Legal professional privilege (really client legal privilege) applies to confidential communications between a client and the client’s lawyer for the dominant purpose of giving or receiving legal advice or for use in existing or anticipated litigation.
It was argued that where a client provides a letter to their solicitor instructing them to prepare a will, that the letter was a communication to a solicitor with a view to obtaining legal assistance.
The argument that the letter and the will itself incorporating the instructions given in the letter should attract client legal privilege as the instructions contained an implicit request for advice as to the proper form of the will.
The privilege only applies to confidential communications, although the creation of documents for use in legal proceedings can give rise to the necessary confidentiality. However where communication is limited to material in the public domain it is not privileged; the fact that a confidential communication contains some public information does not remove the privilege.
The Court rejected the claim to privilege as it failed to meet the sole purpose test . The purpose for which the documents had been brought into existence was to bring into existence a will as the record of the client’s testamentary dispositions and to serve as a document that would in due course be admitted to probate.
The High Court has changed its earlier requirement that the stipulated purpose be the sole purpose, to a requirement that it only be the ‘dominant’ purpose. The Court has stated that
‘in its ordinary meaning, dominant indicates that purpose which was the ruling, prevailing, or most influential purpose’
The purpose of extending this duty of confidence to clients is to assist in the collection of all circumstances required to be disclosed of all the circumstances of a situation for the dominant purpose of seeking or giving legal advice or for use in legal proceedings. However, there are exceptions to this duty of confidentiality.
People often confuse the idea of privacy and confidentiality. Although they sound similar they are quite different.

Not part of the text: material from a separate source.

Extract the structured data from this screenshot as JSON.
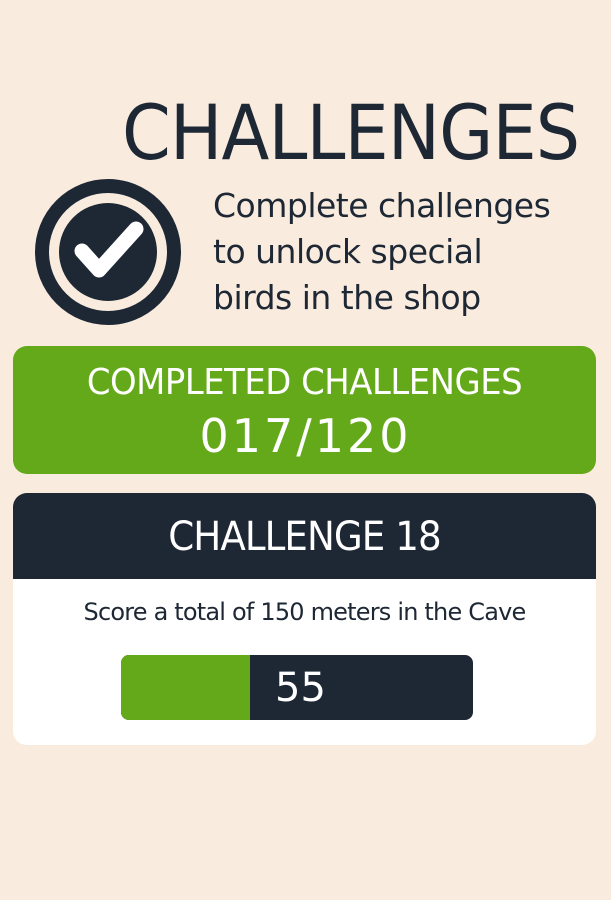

Breach of a client’s confidence concerns the use of information that has been provided to a lawyer but is not readily available to the public. For instance a solicitor has a duty to keep information that you provide to them confidential – it is a privilege that resides with the client not the lawyer.
Privacy is a set of laws regarding the use of personal information about individuals – the information might be publically available; however if a person has provided their personal details to an organisation as a part of the provision of goods and services privacy legislation may prevent those personal details from being used by the person or organisation providing that service using that personal information for any unrelated purpose. These are set out in the Australian Privacy Principles.
It would contravene the APP if a law firm provided personal information that they collected to make a Will to an insurance company in order that the insurance company could try to sell you an insurance policy – unless you gave your permission to the law firm to do so.